France and Germany’s differing roles in the European construction represent a notable contrast between the states. Since the beginning of the integration process at the end of the 1950s, national aims have diverged: whilst France under De Gaulle saw Europe as a means of conserving French power, the young FRG – traumatised by the war and partially sovereign – saw it as a setting for democratic development.

Today, although a number of commentators express their fear of a “German Europe”, it should not be forgotten that Germany is essentially nothing without the European Union (especially from a commercial point of view), and that Berlin has taken a long time to embrace the high level of political leadership appropriate for the continent’s leading economic power.

Without dominating Europe entirely, Germany has been able to intelligently influence the work of the European institutions, unlike France which, due to its contempt for European parliamentarianism, relies almost exclusively on the two Councils.
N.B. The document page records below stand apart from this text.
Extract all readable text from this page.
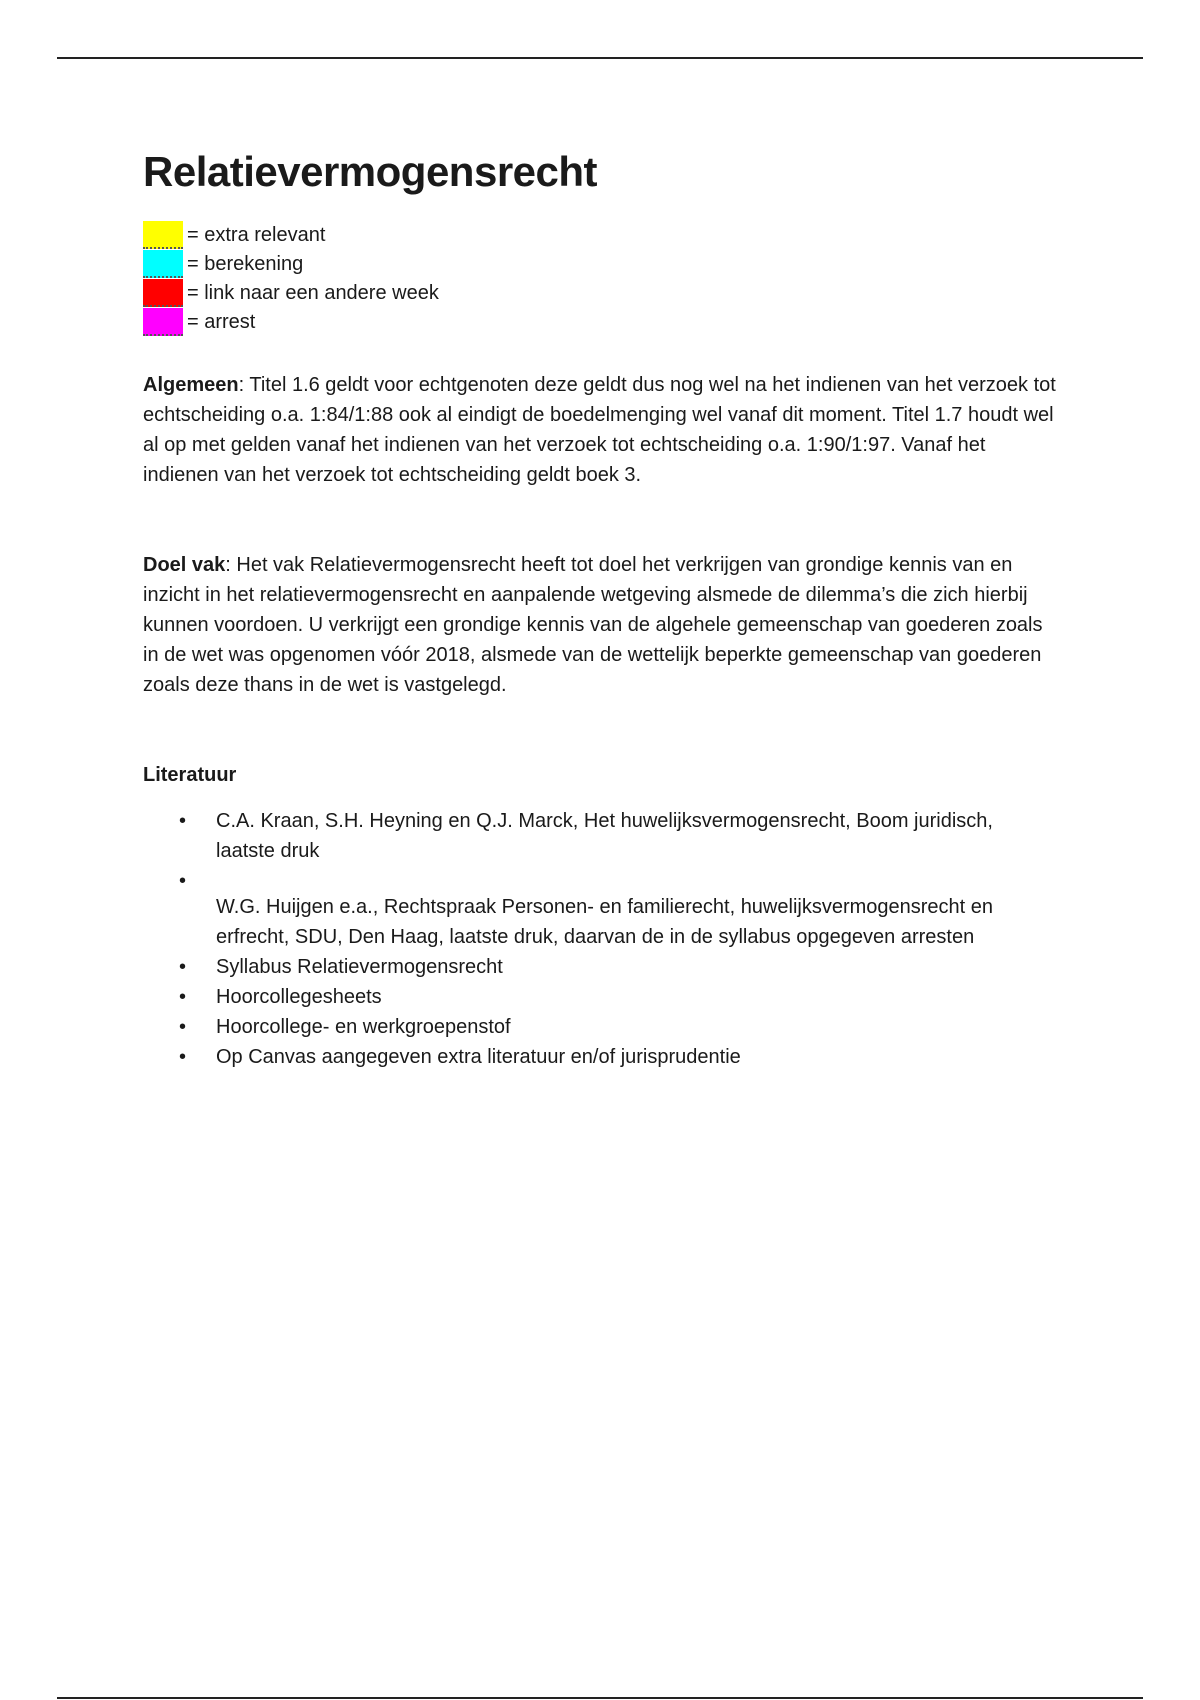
Relatievermogensrecht
= extra relevant
= berekening
= link naar een andere week
= arrest

Algemeen: Titel 1.6 geldt voor echtgenoten deze geldt dus nog wel na het indienen van het verzoek tot echtscheiding o.a. 1:84/1:88 ook al eindigt de boedelmenging wel vanaf dit moment. Titel 1.7 houdt wel al op met gelden vanaf het indienen van het verzoek tot echtscheiding o.a. 1:90/1:97. Vanaf het indienen van het verzoek tot echtscheiding geldt boek 3.

Doel vak: Het vak Relatievermogensrecht heeft tot doel het verkrijgen van grondige kennis van en inzicht in het relatievermogensrecht en aanpalende wetgeving alsmede de dilemma’s die zich hierbij kunnen voordoen. U verkrijgt een grondige kennis van de algehele gemeenschap van goederen zoals in de wet was opgenomen vóór 2018, alsmede van de wettelijk beperkte gemeenschap van goederen zoals deze thans in de wet is vastgelegd.

Literatuur

• C.A. Kraan, S.H. Heyning en Q.J. Marck, Het huwelijksvermogensrecht, Boom juridisch, laatste druk
•
W.G. Huijgen e.a., Rechtspraak Personen- en familierecht, huwelijksvermogensrecht en erfrecht, SDU, Den Haag, laatste druk, daarvan de in de syllabus opgegeven arresten
• Syllabus Relatievermogensrecht
• Hoorcollegesheets
• Hoorcollege- en werkgroepenstof
• Op Canvas aangegeven extra literatuur en/of jurisprudentie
Looking at the composition of the Commission and the Parliament, it is noticeable that the higher you go in the hierarchy, the more common it is to find Germans or German speakers. The election of the former defence minister, Ursula von der Leyen, to the head of the European executive, is not surprising, though the trend has been around for a long time.

This strategy of placing Germans in strategic European posts could make Germany’s presidency of the Council of the EU easier. But for it to be a real success, Germany will also have to work closely with its partners, primarily France. To do this, good knowledge of how Germany operates, and of its internal and European policies, will prove essential.